Car Sharing in Bremen, was bringt uns das?

Es reicht! Immer mehr Autos auf den Straßen, immer weniger Platz für die StadtbewohnerInnen. Ein Ausweg aus der Misere kann da die Nutzung von CarSharing sein. Wenn sich mehrere Personen ein Auto teilen, werden weniger Autos gebraucht und parken weniger Autos ungenutzt den öffentlichen Straßenraum voll.

Im Land Bremen nutzen fast 15.000 Menschen Cambio, ein stationsgebundenes CarSharing-Angebot, das vor rund 30 Jahren mit dem privaten Verein „Stadtauto“ begann.

 

Cambio Auto vor 16 Jahren (2002)

Derzeit (Mai 2018) betreibt cambio Bremen 331 CarSharing-Fahrzeuge für 14.800 KundInnen an 91 Stationen in Bremen und Bremerhaven.

Wir haben uns mit Jutta Kirsch von cambio Bremen darüber unterhalten, mit welchen Herausforderungen ein CarSharing-Anbieter so zu kämpfen hat.
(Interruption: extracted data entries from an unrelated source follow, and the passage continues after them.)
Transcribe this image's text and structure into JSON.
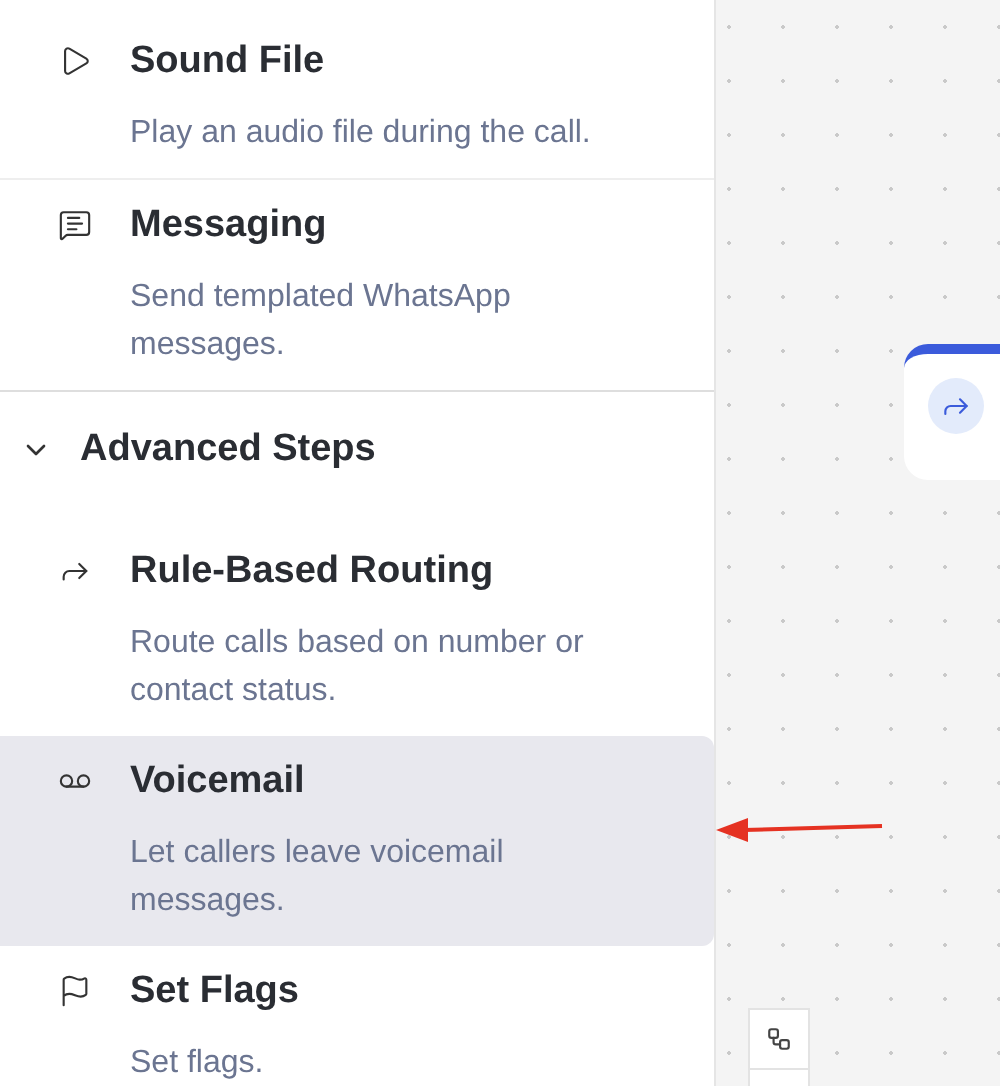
{
  "sidebar": {
    "sections": [
      {
        "items": [
          {
            "kind": "play",
            "title": "Sound File",
            "description": "Play an audio file during the call.",
            "selected": false
          },
          {
            "kind": "message",
            "title": "Messaging",
            "description": "Send templated WhatsApp messages.",
            "selected": false
          }
        ]
      },
      {
        "title": "Advanced Steps",
        "expanded": true,
        "items": [
          {
            "kind": "forward",
            "title": "Rule-Based Routing",
            "description": "Route calls based on number or contact status.",
            "selected": false
          },
          {
            "kind": "voicemail",
            "title": "Voicemail",
            "description": "Let callers leave voicemail messages.",
            "selected": true
          },
          {
            "kind": "flag",
            "title": "Set Flags",
            "description": "Set flags.",
            "selected": false
          }
        ]
      }
    ]
  }
}
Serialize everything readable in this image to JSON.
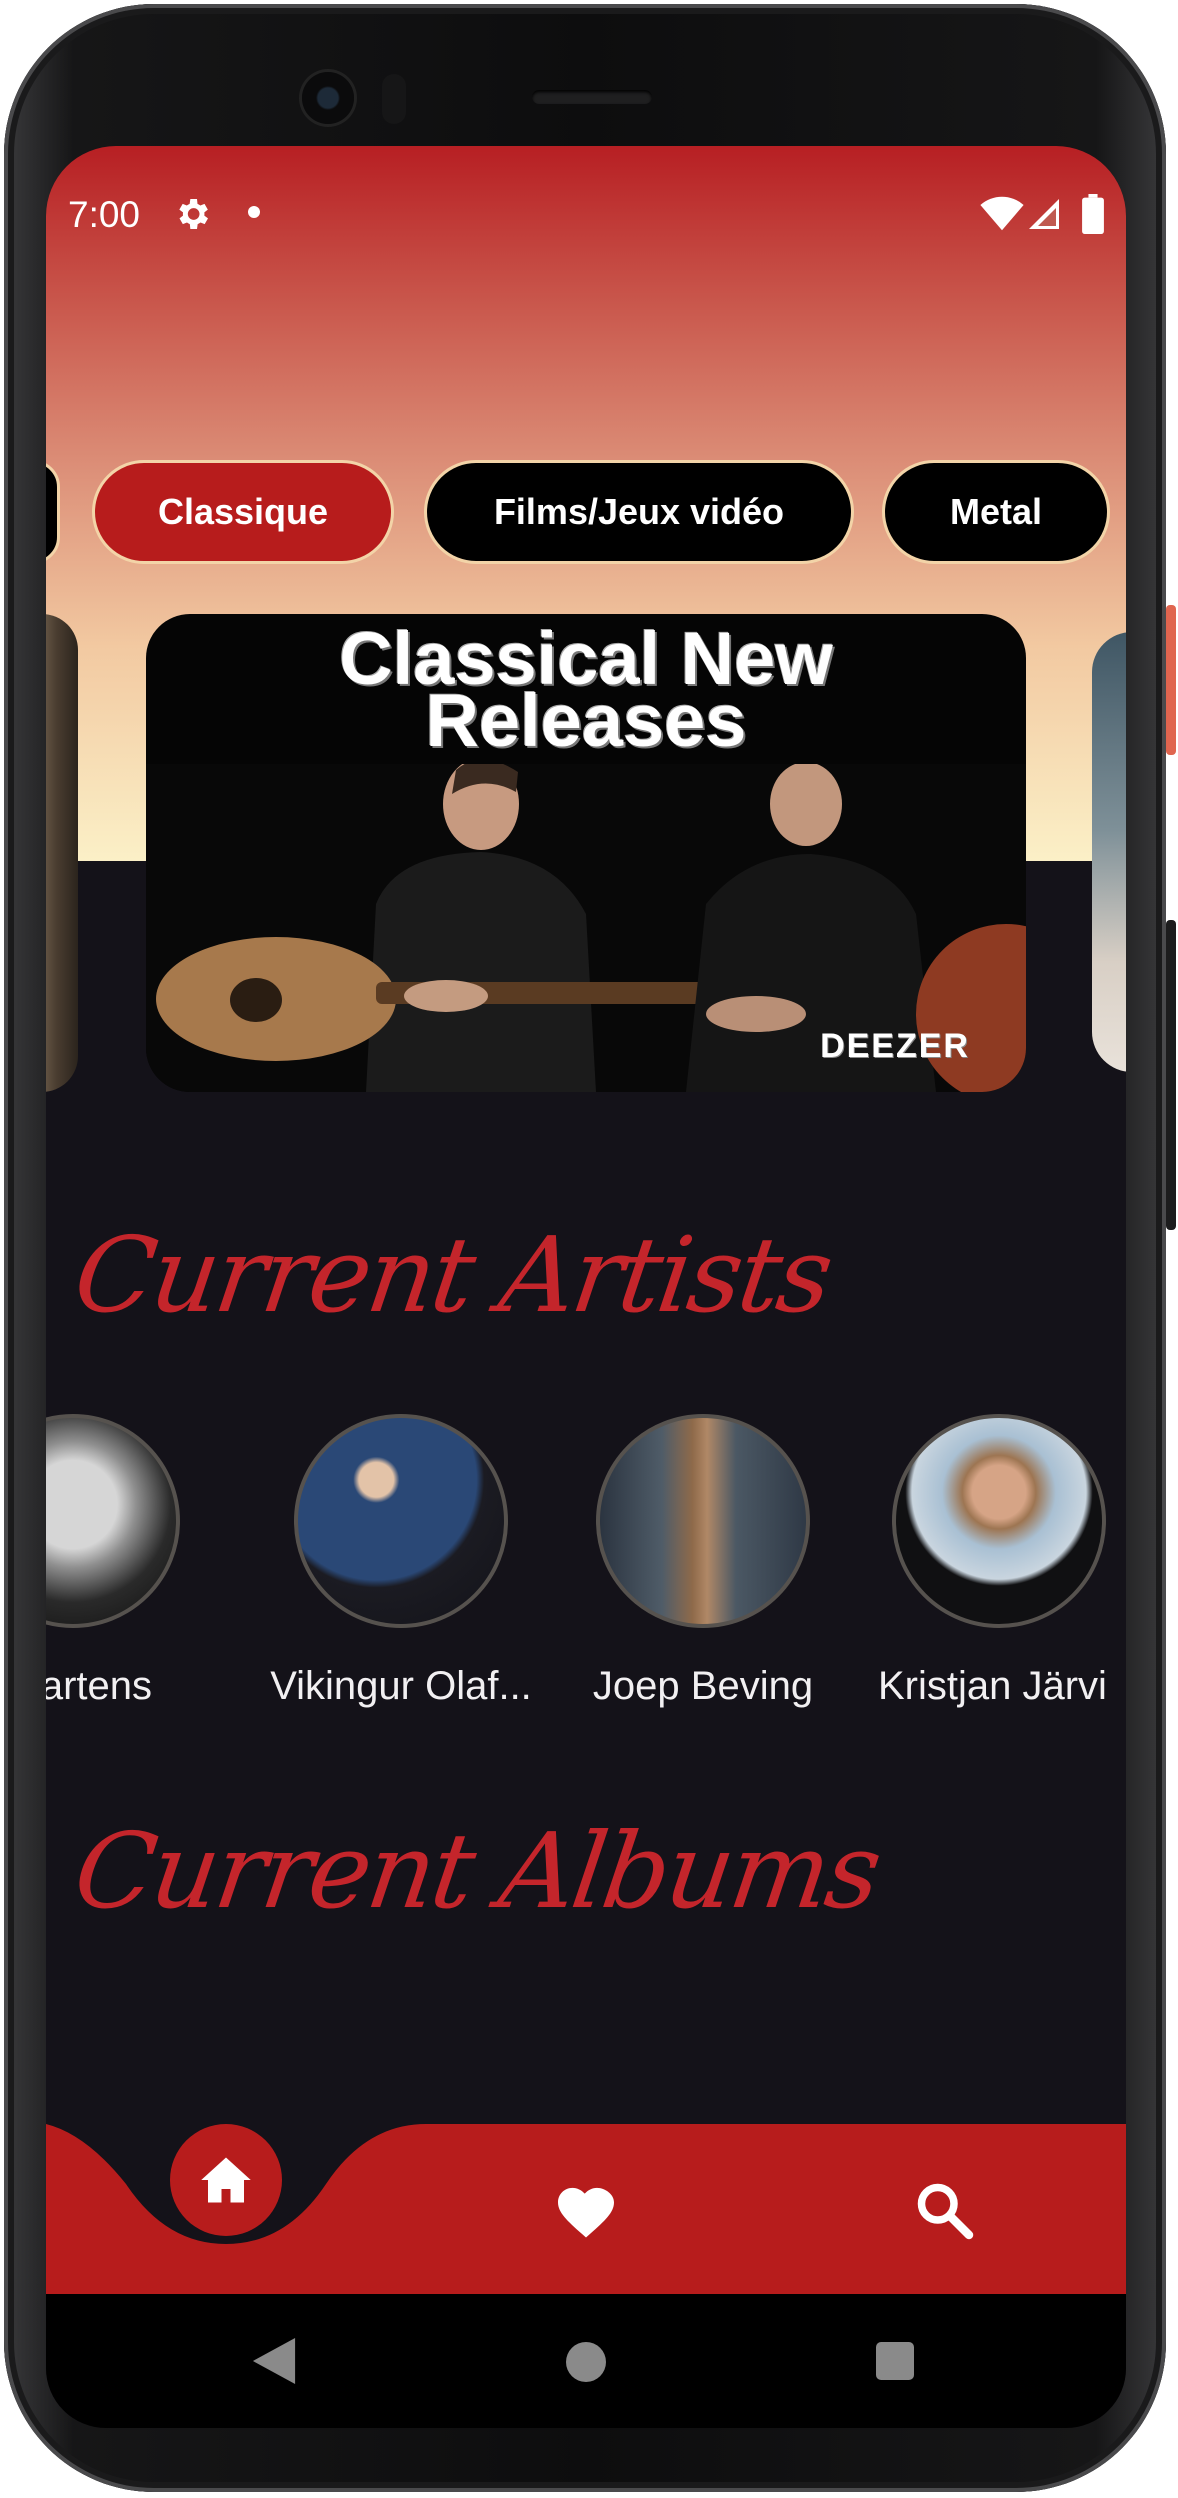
{
  "status_bar": {
    "time": "7:00"
  },
  "genres": {
    "items": [
      {
        "label": "Classique",
        "selected": true
      },
      {
        "label": "Films/Jeux vidéo",
        "selected": false
      },
      {
        "label": "Metal",
        "selected": false
      }
    ]
  },
  "carousel": {
    "featured_title_line1": "Classical New",
    "featured_title_line2": "Releases",
    "featured_brand": "DEEZER"
  },
  "artists_section": {
    "title": "Current Artists",
    "artists": [
      {
        "name": "Martens"
      },
      {
        "name": "Vikingur Olaf..."
      },
      {
        "name": "Joep Beving"
      },
      {
        "name": "Kristjan Järvi"
      }
    ]
  },
  "albums_section": {
    "title": "Current Albums"
  },
  "bottom_nav": {
    "items": [
      {
        "icon": "home-icon",
        "active": true
      },
      {
        "icon": "heart-icon",
        "active": false
      },
      {
        "icon": "search-icon",
        "active": false
      }
    ]
  },
  "colors": {
    "accent": "#b71c1c",
    "background": "#141219",
    "chip_border": "#f3d4a8",
    "text": "#f2f0f2"
  }
}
Am meisten interessierte uns natürlich, warum CarSharing gut für uns und unsere Stadt ist.

Wie hoch ist der Anteil öffentlicher Stellplätze im Verhältnis zu privaten Stellplätzen für Cambio?

Momentan liegen 30% der cambio-Stationen auf öffentlichem Grund. Auch die Anzahl der Stellplätze liegt bei 30% im öffentlichen Raum. Das heißt, dass ein mobil.punkt im Durchschnitt genauso groß ist wie eine cambio-Station auf privatem Grund. Von 10 Autos parken also 7 auf privat angemieteten Plätzen.

So funktioniert CarSharing

Warum gibt es überhaupt Stellplätze im öffentlichen Raum?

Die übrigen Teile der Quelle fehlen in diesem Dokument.